Tournament information
- Sport: Handball
- Teams: 19

Final positions
- Champions: Majornas IK (3rd title)
- Runner-up: Stockholms-Flottans IF

= 1941–42 Svenska mästerskapet (men's handball) =

The 1941–42 Svenska mästerskapet was the 11th season of Svenska mästerskapet, a tournament held to determine the Swedish Champions of men's handball. Teams qualified by winning their respective District Championships. 19 teams competed in the tournament. IFK Kristianstad were the defending champions, but were eliminated by IFK Karlskrona in the quarterfinals. Majornas IK won their third title, defeating Stockholms-Flottans IF in the final.
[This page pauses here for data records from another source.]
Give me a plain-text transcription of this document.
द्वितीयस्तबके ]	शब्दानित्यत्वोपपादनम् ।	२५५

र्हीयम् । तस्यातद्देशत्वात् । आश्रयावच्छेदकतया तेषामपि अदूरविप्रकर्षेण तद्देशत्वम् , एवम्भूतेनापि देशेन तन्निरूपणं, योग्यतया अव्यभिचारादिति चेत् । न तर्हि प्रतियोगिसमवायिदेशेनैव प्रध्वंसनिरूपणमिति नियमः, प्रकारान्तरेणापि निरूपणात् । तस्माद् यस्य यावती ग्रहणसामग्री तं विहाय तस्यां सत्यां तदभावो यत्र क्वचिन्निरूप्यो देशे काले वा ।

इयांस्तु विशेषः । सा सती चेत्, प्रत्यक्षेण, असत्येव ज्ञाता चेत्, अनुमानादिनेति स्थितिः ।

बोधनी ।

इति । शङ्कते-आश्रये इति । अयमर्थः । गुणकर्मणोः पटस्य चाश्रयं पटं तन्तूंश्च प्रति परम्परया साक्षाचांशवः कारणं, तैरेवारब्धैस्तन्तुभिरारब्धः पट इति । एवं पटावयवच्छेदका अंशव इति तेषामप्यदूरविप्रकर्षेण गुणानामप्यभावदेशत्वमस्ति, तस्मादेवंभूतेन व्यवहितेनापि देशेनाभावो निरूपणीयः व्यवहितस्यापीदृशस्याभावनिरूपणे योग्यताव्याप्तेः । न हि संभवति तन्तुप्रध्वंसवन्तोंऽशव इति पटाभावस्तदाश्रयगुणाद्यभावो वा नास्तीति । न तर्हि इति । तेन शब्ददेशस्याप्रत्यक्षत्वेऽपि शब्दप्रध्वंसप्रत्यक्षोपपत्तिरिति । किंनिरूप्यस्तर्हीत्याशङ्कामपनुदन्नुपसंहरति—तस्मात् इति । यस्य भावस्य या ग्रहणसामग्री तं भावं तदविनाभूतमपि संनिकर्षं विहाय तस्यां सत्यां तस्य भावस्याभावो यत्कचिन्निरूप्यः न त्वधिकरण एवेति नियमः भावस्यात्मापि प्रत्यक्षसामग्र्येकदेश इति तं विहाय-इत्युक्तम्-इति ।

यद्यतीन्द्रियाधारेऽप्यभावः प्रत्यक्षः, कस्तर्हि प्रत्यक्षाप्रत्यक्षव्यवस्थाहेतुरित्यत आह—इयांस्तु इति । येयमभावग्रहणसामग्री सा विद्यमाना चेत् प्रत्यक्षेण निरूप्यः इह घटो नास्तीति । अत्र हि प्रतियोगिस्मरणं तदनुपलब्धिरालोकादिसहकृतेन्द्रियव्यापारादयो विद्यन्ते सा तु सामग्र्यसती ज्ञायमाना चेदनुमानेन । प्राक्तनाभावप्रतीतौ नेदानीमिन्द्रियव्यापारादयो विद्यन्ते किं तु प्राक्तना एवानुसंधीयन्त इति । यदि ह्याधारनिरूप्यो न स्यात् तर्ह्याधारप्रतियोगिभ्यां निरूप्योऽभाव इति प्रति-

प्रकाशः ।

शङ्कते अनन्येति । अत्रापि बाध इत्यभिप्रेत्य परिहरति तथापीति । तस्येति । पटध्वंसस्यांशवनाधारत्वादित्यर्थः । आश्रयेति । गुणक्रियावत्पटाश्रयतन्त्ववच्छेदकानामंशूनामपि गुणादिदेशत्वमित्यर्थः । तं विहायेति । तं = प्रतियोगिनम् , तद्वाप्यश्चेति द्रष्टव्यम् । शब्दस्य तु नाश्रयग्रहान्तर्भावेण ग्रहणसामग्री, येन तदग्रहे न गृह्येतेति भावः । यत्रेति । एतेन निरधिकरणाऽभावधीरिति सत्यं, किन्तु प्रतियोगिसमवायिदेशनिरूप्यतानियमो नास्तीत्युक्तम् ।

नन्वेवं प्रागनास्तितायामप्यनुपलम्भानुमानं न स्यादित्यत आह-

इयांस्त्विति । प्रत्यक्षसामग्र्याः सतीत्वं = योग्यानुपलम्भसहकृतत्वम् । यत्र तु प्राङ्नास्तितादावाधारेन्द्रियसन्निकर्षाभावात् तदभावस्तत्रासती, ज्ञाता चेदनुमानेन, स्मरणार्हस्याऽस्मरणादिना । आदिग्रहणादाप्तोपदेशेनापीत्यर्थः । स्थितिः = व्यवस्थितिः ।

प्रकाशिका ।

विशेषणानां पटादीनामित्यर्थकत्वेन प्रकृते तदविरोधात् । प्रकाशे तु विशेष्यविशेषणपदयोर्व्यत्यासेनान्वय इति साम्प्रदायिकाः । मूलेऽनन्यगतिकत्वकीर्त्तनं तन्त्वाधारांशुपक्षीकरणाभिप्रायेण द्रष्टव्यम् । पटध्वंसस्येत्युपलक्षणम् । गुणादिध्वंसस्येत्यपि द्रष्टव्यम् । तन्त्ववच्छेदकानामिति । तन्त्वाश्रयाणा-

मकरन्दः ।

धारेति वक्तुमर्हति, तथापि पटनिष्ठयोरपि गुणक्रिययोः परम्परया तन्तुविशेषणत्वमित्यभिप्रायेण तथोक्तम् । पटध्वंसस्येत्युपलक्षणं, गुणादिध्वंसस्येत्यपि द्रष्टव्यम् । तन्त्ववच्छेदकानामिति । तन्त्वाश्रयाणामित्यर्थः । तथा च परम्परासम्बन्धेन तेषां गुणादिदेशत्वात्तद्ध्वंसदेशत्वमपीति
The final was played on 12 April in Mässhallen in Gothenburg, and was watched by 2,319 spectators.

==Results==

=== First round ===
- GUIF–Trängen, Linköping 13–9
- KFUM Örebro–Västerås IK 10–11 a.e.t.
- Upsala IF–Gävle GIK 10–4
- Stockholms-Flottans IF–A 7 Visby w/o

===Second round===
- IFK Kristianstad–IF Leikin w/o
- Växjö BK–IFK Karlskrona 7–13
- GF Frithiof–Majornas IK 5–23
- IFK Uddevalla–Karlstads BIK 11–15
- GUIF–Västerås IK 3–10
- Upsala IF–Stockholms-Flottans IF 7–8
- IFK Umeå–A 10 Sundsvall 20–8

===Quarterfinals===
- IFK Kristianstad–IFK Karlskrona 5–23
- Majornas IK–Karlstads BIK 21–10
- Västerås IK–Stockholms-Flottans IF 9–10
- IFK Umeå–F 4 Östersund 21–14

===Semifinals===
- IFK Karlskrona–Majornas IK 12–13
- Stockholms-Flottans IF–IFK Umeå 15–8

===Final===
- Majornas IK–Stockholms-Flottans IF 16–5

== Champions ==
The following players for Majornas IK received a winner's medal: Bertil Huss, Stig Neptun (1 goal in the final), Claes Hedenskog, Stig Hjortsberg (2), Åke Gustafsson (6), Gustav-Adolf Thorén (3), Bertil Pihl, Torsten Henriksson (1) and Gunnar Lindgren (3).